Binary Choice and American Politics in the Age of Complexity
The domestic set-up in the US, with two dominant political parties, is not conducive to constructive engagement. It favors paralysis or overreach.
January 16, 2017
As Donald Trump is about to assume the Presidency of the United States, there are three important questions:
1. Why is it that so much of the American political debate runs along such partisan lines?
2. Why is almost everything cast as a binary either/or choice — rather an effort to find the middle ground amidst the inevitable shades of grey?
3. Why is there so little readiness to compromise?
Harshness, not flexibility
The rigor of the two-party system in the United States is one of the key causes of the extreme stratification of the U.S. political debate. If one effectively only has the choice of one of two parties, or two candidates, in any election, choice is severely limited.
What is heralded as having the benefit of producing clarity of outcomes in the case of the contemporary United States only ends up in producing a maximum of mutual recriminations and extreme vitriol.

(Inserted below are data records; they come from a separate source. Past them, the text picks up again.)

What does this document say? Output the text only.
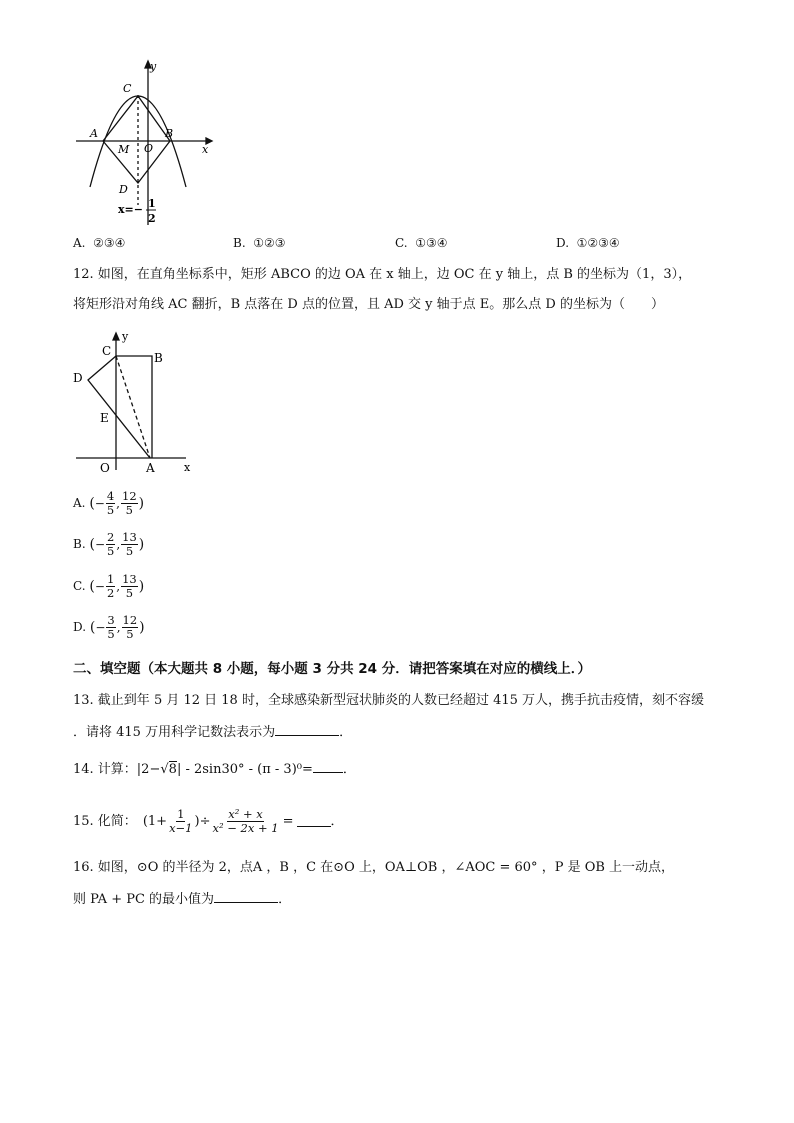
y
x
C
A	B
M O
D
x=− 1
2
A. ②③④	B. ①②③	C. ①③④	D. ①②③④
12. 如图，在直角坐标系中，矩形 ABCO 的边 OA 在 x 轴上，边 OC 在 y 轴上，点 B 的坐标为（1，3），
将矩形沿对角线 AC 翻折，B 点落在 D 点的位置，且 AD 交 y 轴于点 E。那么点 D 的坐标为（　　）
y
C	B
D
E
O	A	x
A. (− $\frac{4}{5}$ , $\frac{12}{5}$ )
B. (− $\frac{2}{5}$ , $\frac{13}{5}$ )
C. (− $\frac{1}{2}$ , $\frac{13}{5}$ )
D. (− $\frac{3}{5}$ , $\frac{12}{5}$ )
二、填空题（本大题共 8 小题，每小题 3 分共 24 分．请把答案填在对应的横线上．）
13. 截止到年 5 月 12 日 18 时，全球感染新型冠状肺炎的人数已经超过 415 万人，携手抗击疫情，刻不容缓
．请将 415 万用科学记数法表示为	．
14. 计算：|2−√8| - 2sin30° - (π - 3)⁰= ．
15. 化简： ($1+ \frac{1}{x-1}$ )÷ $\frac{\text{x² + x}}{\text{x² − 2x + 1}}$ =	．
16. 如图，⊙O 的半径为 2，点A ，B ，C 在⊙O 上，OA⊥OB ，∠AOC = 60° ，P 是 OB 上一动点，
则 PA + PC 的最小值为	．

The harshness that this produces is reminiscent of certain African countries with very feeble democratic traditions. The current state of play in Washington is a far cry from the high-handed rhetoric the world has been treated to for a very long time about the presumed virtues of American democracy.
Among the democratic countries of the world, the United States stands nearly alone with such a strict two-party system.

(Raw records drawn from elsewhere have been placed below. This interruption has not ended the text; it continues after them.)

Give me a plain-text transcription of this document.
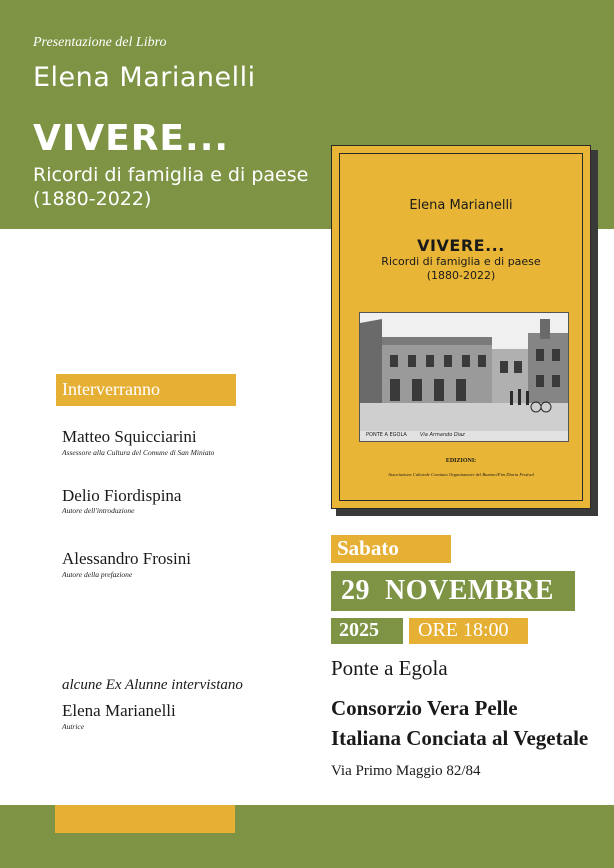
Presentazione del Libro
Elena Marianelli
VIVERE...
Ricordi di famiglia e di paese
(1880-2022)	Elena Marianelli
VIVERE...
Ricordi di famiglia e di paese
(1880-2022)
PONTE A EGOLA	Via Armando Diaz
EDIZIONI:
Associazione Culturale Comitato Organizzatore del Buzzino/Fim Diaria Festival
Interverranno
Matteo Squicciarini
Assessore alla Cultura del Comune di San Miniato
Delio Fiordispina
Autore dell'introduzione
Alessandro Frosini
Autore della prefazione
alcune Ex Alunne intervistano
Elena Marianelli
Autrice
Sabato
29  NOVEMBRE
2025 ORE 18:00
Ponte a Egola
Consorzio Vera Pelle
Italiana Conciata al Vegetale
Via Primo Maggio 82/84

While other nations, such as the United Kingdom and Canada, share similar regimes in terms of first-past-the-post elections and a dislike of proportional representation, those countries also have significant presences by additional parties, even if they don’t win nationally.
Perhaps only Jamaica and Malta, two small island nations of the former British Empire, can be considered strict two-party systems, alongside the United States.
Politics is not binary
The lack of a viable third party means that the political process essentially remains binary and produces ever less cross-partisan coalition building. As a result, the readiness for compromise is often non-existent.
Americans no longer pay much credence to Benjamin Franklin’s urgent call to “hang together.” There is a certain perverse lust for being hung separately.
Trump as an accelerant
There is nothing in Donald Trump’s personality that suggests that his presidency will not serve one goal — to exacerbate this divisiveness. Unlike George W. Bush and Barack Obama, he doesn’t even pretend to act as a “uniter.”
Of course, nothing says that the two big U.S. parties couldn’t reach “across the aisle”, as the phrase goes. They certainly used to do so. Today’s political reality, though, is that any such bridge-building is increasingly considered treasonous by the true believers in either camp.
This not conducive to proper political management in the age of complexity. And nowhere does domestic political dysfunction have such global effects as in the United States — which is what makes American dysfunction a global hazard.
Unable to see grey tones?
Complex issues, and consequently the need to make complex choices, militate against binary options. While it seems elegant to approach choices in an either/or mode, such simplicity is deceptive (and best left to being the basic organizing principle of computers).
In the age of complexity, political power is easier to organize when there are at least three viable political parties, so that two of them can form a coalition of some dependability — and to ensure that the political center has some sense of being actually represented in government.
American political theorists like to argue that coalition-building occurs in the U.S. two-party system as well, but this happens only on an issue-to-issue basis and hence is not constant for any length of time.
Such ad hocery suggests more flexibility. The trouble is that in each case, a new issue coalition has to be built. And with the high degree of professionalization of American politics and lobbying, that becomes harder. Differently put, people become better at blocking any opposing interests from gaining the upper hand.
In countries that have multi-party systems, coalition governments strike overarching deals at the beginning of their term, which allow the various parties to make trades spanning very disparate sets of issues. That way, everyone gets at least some of what they want.
Limiting choice in the land of the free
In U.S. politics, one sees a lot of adolescent shouting matches on cable TV. In fact, these programs thrive off the shouting. They love extreme displays of partisan sprit.
Political compromise is no longer regarded as a virtue to move the national agenda ahead. Rather, it is regarded as a weakness.
Any way out?
The odds for U.S. democracy ever to be organized as a multi-party parliamentary democracy, with a coalition-building element built in more or less permanently, are zilch.
As if that weren’t bad enough, the United States is caught in the throes of its increasingly vicious and unbending two-party system for other institutional reasons.
The gerrymandering of election districts and the importance of campaign finance both protect incumbents in an anti-democratic manner. They diminish, if not eliminate, the relevance or attractiveness of middle-of-the-road candidates standing for election in either party. They only further cement the ossification of the U.S. political process.
Nowhere does domestic political dysfunction have such global effects as in the United States.
While it seems elegant to approach choices in an either/or mode, such simplicity is deceptive.
Political power is easier to organize when there are at least three viable parties.
The US's two party system limits choice in the country heralded as "the land of the free."
Only Jamaica and Malta, two small island nations, can be considered two-party systems, alongside the United States.
In coalition governments, everyone gets some of what they want. In the US system nobody gets anything.